Ada dua momen krusial yang menunjukkan keterlibatan penuh, nyata, dan sistematis dari organisasi NU pada isu inklusivitas beragama. 

Pertama,  terlihat pada keputusan Muktamar NU yang ke-27 pada tahun 1984 di Situbondo ketika NU dengan lantang dan tegas menerima Pancasila (dasar negara) sebagai asas tunggal. NU adalah organisasi pertama yang mendeklarasikan Pancasila sebagai satu-satunya dasar berorganisasi. Maka sejak saat itu, asas organisasi berubah dari Islam menjadi Pancasila. NU melihat bahwa tidak ada pertentangan antara Islam sebagai agama dan butir-butir pengamalan Pancasila sebagai dasar negara.   

Batas-batas negara ini juga seharusnya lebur ketika sesorang menemukan common-ground yang lebih mendasar lagi yaitu hubungan karena menganggap orang lain juga manusia yang memerlukan perlakuan yang sama sebagaimana yang seseorang inginkan.

Sebelum diputuskan secara formal pada saat muktamar tersebut sebenarnya pada tanggal 21 Desember 1983 penerimaan Pancasila sebagai asas tunggal telah dideklarasikan pada Musyawarah Nasional Alim Ulama di Pesantren Salafiyyah Syafiiyyah Sukorejo, Situbondo, Jawa Timur.

Baca Juga  Menguji Gagasan Anies Baswedan

Kedua, menjelang Muktamar NU ke-28 di Krapyak Yogyakarta pada tahun 1989 (5 tahun kemudian) KH. Ahmad Shiddiq, salah seorang tokoh terkemuka NU, memperkenalkan trilogi Ukhuwah (persaudaraan) yaitu ukhuwah Islamiyah (persaudaran berdasarkan Islam), ukhuwah wathaniyyah (persaudaraan berdasarkan kebangsaan), ukhuwah basyariyah (persaudaraan berdasarkan kemanusiaan).

Menariknya, Gus Ulil mengartikan kata ukhuwah dengan istilah brotherhood and sisterhood. Pada poin ini, Gus Ulil ingin menandaskan bahwa persaudaraan adalah istilah yang melampaui perbedaan gender sebagaimana keterbatasan yang dimiliki oleh Bahasa Inggris yang memang pada banyak hal memiliki gender-segregated terms.

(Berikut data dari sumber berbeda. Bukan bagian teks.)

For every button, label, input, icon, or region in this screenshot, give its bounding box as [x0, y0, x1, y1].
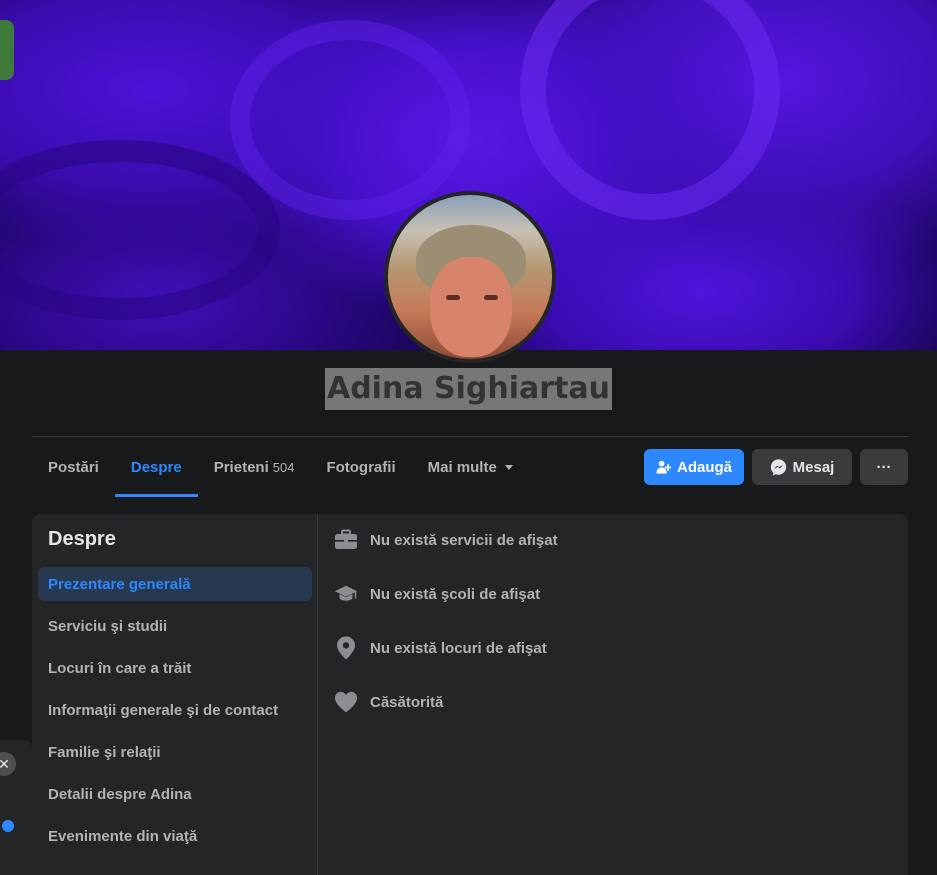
about-menu-places-lived[interactable]: Locuri în care a trăit [38, 651, 312, 685]
tab-label: Despre [130, 458, 182, 476]
about-menu-contact-info[interactable]: Informaţii generale şi de contact [38, 693, 312, 727]
overview-list: Nu există servicii de afişat Nu există ş… [334, 528, 558, 744]
profile-tabs: Postări Despre Prieteni 504 Fotografii M… [32, 437, 529, 497]
overview-education-row: Nu există şcoli de afişat [334, 582, 558, 636]
about-menu: Prezentare generală Serviciu şi studii L… [38, 567, 312, 861]
overview-education-text: Nu există şcoli de afişat [370, 586, 541, 603]
overview-places-row: Nu există locuri de afişat [334, 636, 558, 690]
overview-relationship-row: Căsătorită [334, 690, 558, 744]
close-glyph: ✕ [0, 755, 10, 772]
add-person-icon [656, 460, 671, 474]
message-label: Mesaj [792, 458, 835, 476]
add-friend-label: Adaugă [676, 458, 732, 476]
caret-down-icon [504, 464, 513, 470]
tab-label: Postări [48, 458, 99, 476]
tab-more[interactable]: Mai multe [412, 437, 529, 497]
cover-leaf-detail [0, 20, 14, 80]
graduation-cap-icon [334, 582, 358, 606]
cover-petal [0, 140, 280, 320]
about-title: Despre [48, 528, 116, 550]
overview-work-text: Nu există servicii de afişat [370, 532, 558, 549]
profile-name: Adina Sighiartau [324, 368, 612, 410]
avatar-eye [446, 295, 460, 300]
about-sidebar: Despre Prezentare generală Serviciu şi s… [32, 514, 318, 875]
about-menu-family[interactable]: Familie şi relaţii [38, 735, 312, 769]
profile-actions: Adaugă Mesaj ··· [644, 449, 908, 485]
friends-count: 504 [272, 459, 295, 475]
profile-avatar[interactable] [384, 191, 556, 363]
heart-icon [334, 690, 358, 714]
overview-relationship-text: Căsătorită [370, 694, 444, 711]
overview-places-text: Nu există locuri de afişat [370, 640, 547, 657]
messenger-icon [770, 458, 786, 476]
tab-posts[interactable]: Postări [32, 437, 115, 497]
tab-photos[interactable]: Fotografii [310, 437, 411, 497]
avatar-eye [484, 295, 498, 300]
about-menu-details[interactable]: Detalii despre Adina [38, 777, 312, 811]
tab-label: Mai multe [427, 458, 497, 476]
tab-friends[interactable]: Prieteni 504 [198, 437, 311, 497]
cover-petal [520, 0, 780, 220]
overview-work-row: Nu există servicii de afişat [334, 528, 558, 582]
location-pin-icon [334, 636, 358, 660]
about-menu-life-events[interactable]: Evenimente din viaţă [38, 819, 312, 853]
online-status-dot [2, 820, 14, 832]
about-menu-work-education[interactable]: Serviciu şi studii [38, 609, 312, 643]
about-menu-overview[interactable]: Prezentare generală [38, 567, 312, 601]
profile-name-container: Adina Sighiartau [0, 368, 937, 410]
tab-label: Prieteni [213, 458, 269, 476]
more-options-icon: ··· [876, 458, 892, 476]
more-options-button[interactable]: ··· [860, 449, 908, 485]
briefcase-icon [334, 528, 358, 552]
tab-about[interactable]: Despre [114, 437, 198, 497]
tab-label: Fotografii [326, 458, 396, 476]
message-button[interactable]: Mesaj [752, 449, 852, 485]
about-card: Despre Prezentare generală Serviciu şi s… [32, 514, 908, 875]
cover-petal [230, 20, 470, 220]
avatar-face [430, 257, 512, 357]
add-friend-button[interactable]: Adaugă [644, 449, 744, 485]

Trilogi ukhuwah ini sangat penting untuk meletakkan framework yang lebih operasional untuk menerjemahkan makna penerimaan Pancasila sebagai asas tunggal yang dilakukan pada periode sebelumnya. 

Tiga level ukhuwah ini ibarat tiga lingkaran berlapis yang di satu sisi mengakui identitas masing-masing orang tetapi di sisi lain terus terbuka dan memperluas ruang untuk bersosialisasi dan saling membangun.

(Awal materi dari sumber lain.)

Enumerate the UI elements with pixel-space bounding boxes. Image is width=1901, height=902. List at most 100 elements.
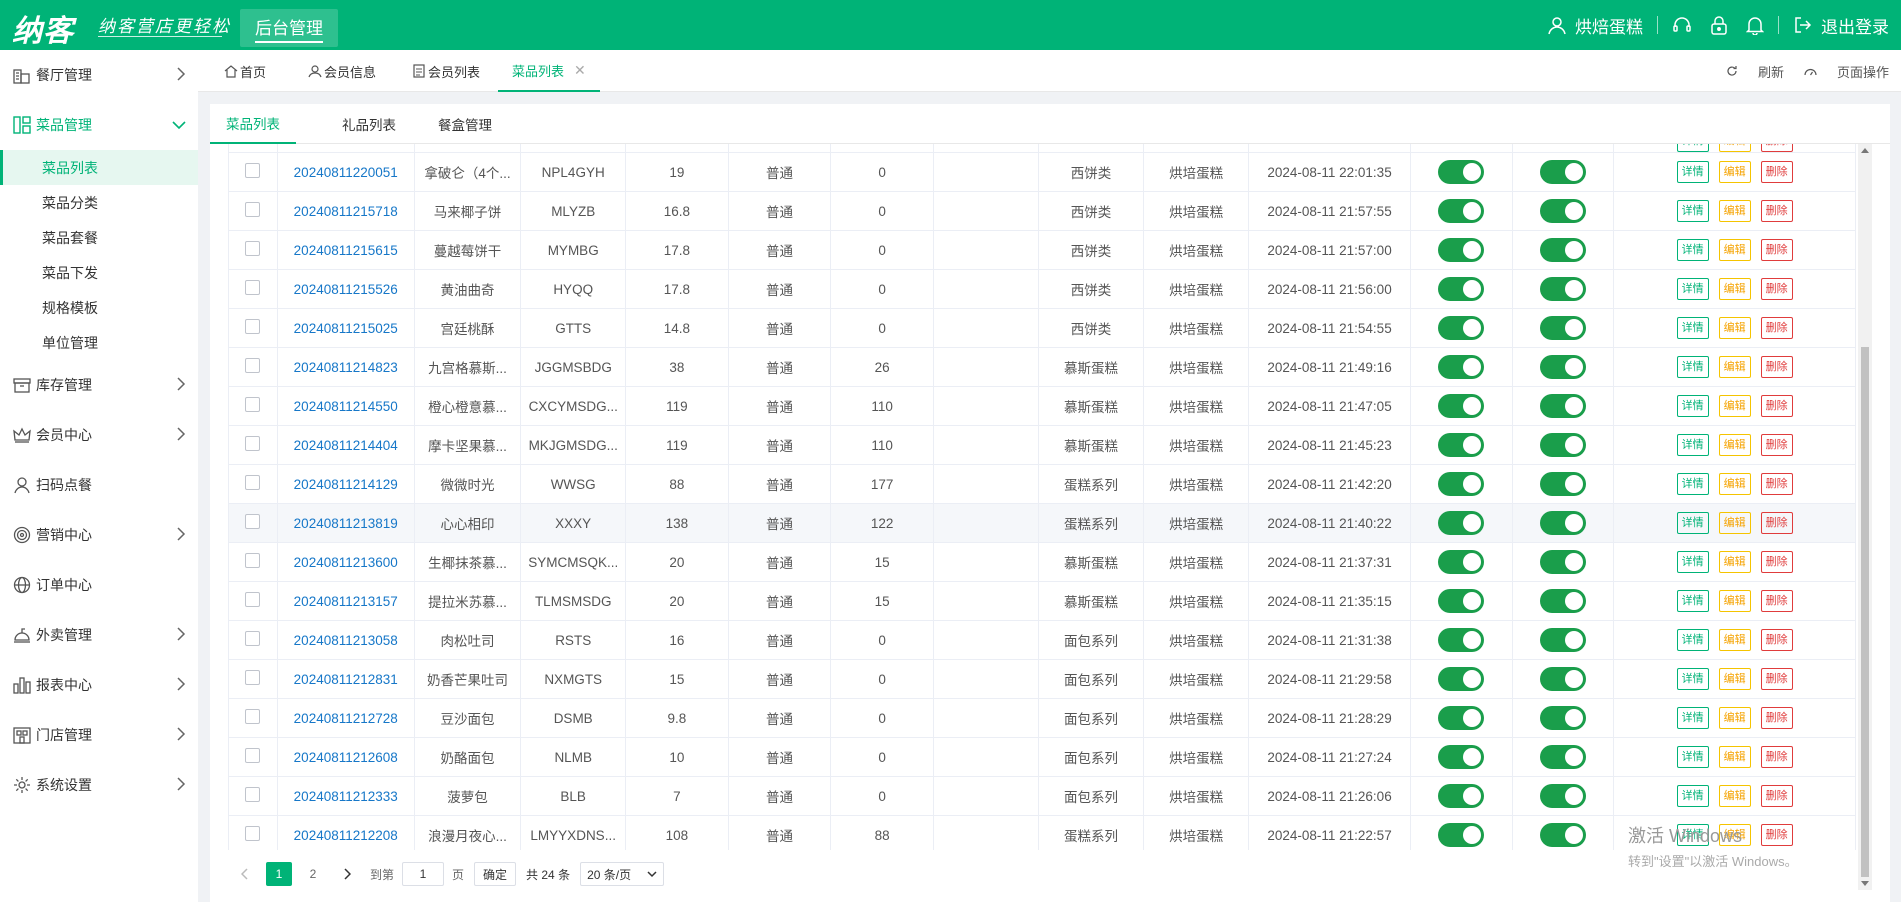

Ikatan emosional berdasarkan agama dan keyakinan memang harus ada, tetapi relasi perasaan dan kesamaan tindakan tidak hanya terbatas di situ.  Karena di luar identitas yang spesifik-ideologis ada juga identitas lain yang lebih luas dan empiris misalnya hubungan berdasarkan citizenship.

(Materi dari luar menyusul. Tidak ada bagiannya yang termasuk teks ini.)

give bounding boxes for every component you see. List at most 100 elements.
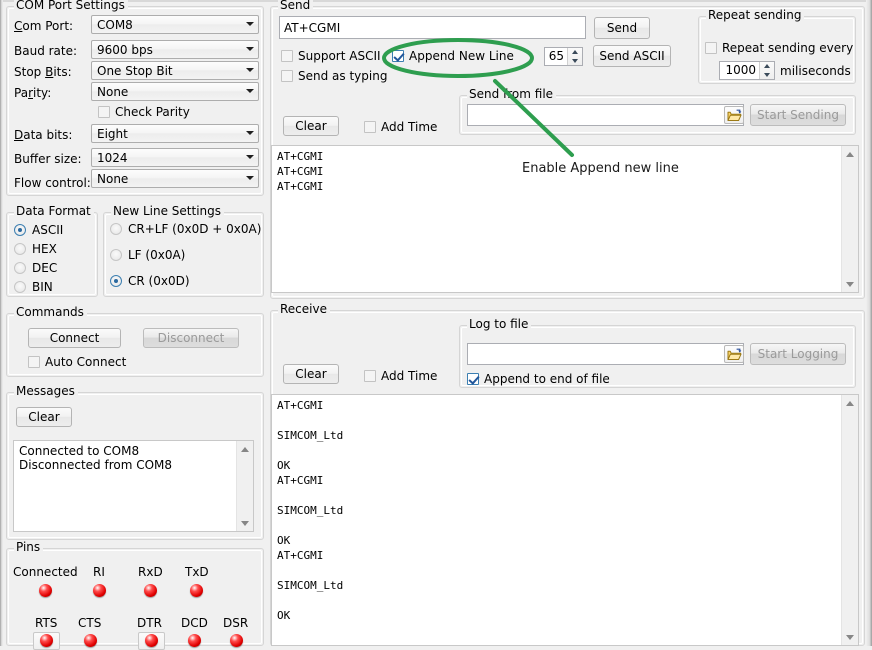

Batas-batas negara ini juga seharusnya lebur ketika sesorang menemukan common-ground yang lebih mendasar lagi yaitu hubungan karena menganggap orang lain juga manusia yang memerlukan perlakuan yang sama sebagaimana yang seseorang inginkan.

Di samping dua momen historis tersebut, Gus Ulil menyampaikan peran-peran tokoh kunci di NU yang pernah menjadi Ketua Umum Tanfidziyyah.  Tanpa menafikan peran tokoh kunci yang lain, tiga nama disebutkan yaitu KH. Abdurrahman Wahid, KH. Hasyim Muzadi, dan KH Said Agil Sirodj. Mereka bertiga adalah ketua Tanfidziyyah PBNU berturut-turut.

Gus Dur, panggilan populer bagi KH. Adurrahman Wahid, telah memperkenalkan referensi baru bagi generasi NU dengan meng-install buku-buku karya pemikir muslim dari dunia Islam, misalnya Hasan Hanafi dari Mesir, Abid al Jabiri dari Marokko, Muhammad Tahir bin ‘Asyur dari Tunisia.

Di momen ini, saya menunggu Gus Ulil menyebut juga karya-karya tokoh feminis muslim yang juga diperkenalkan oleh Gus Dur dan memberikan pengaruh yang luar biasa bagi pemikiran pembaruan keagamaan di Indonesia misalnya Fatimah Mernissi dari Marokko, Rifat Hassan dari Pakistan, dan Asghar Ali Engineer dari India.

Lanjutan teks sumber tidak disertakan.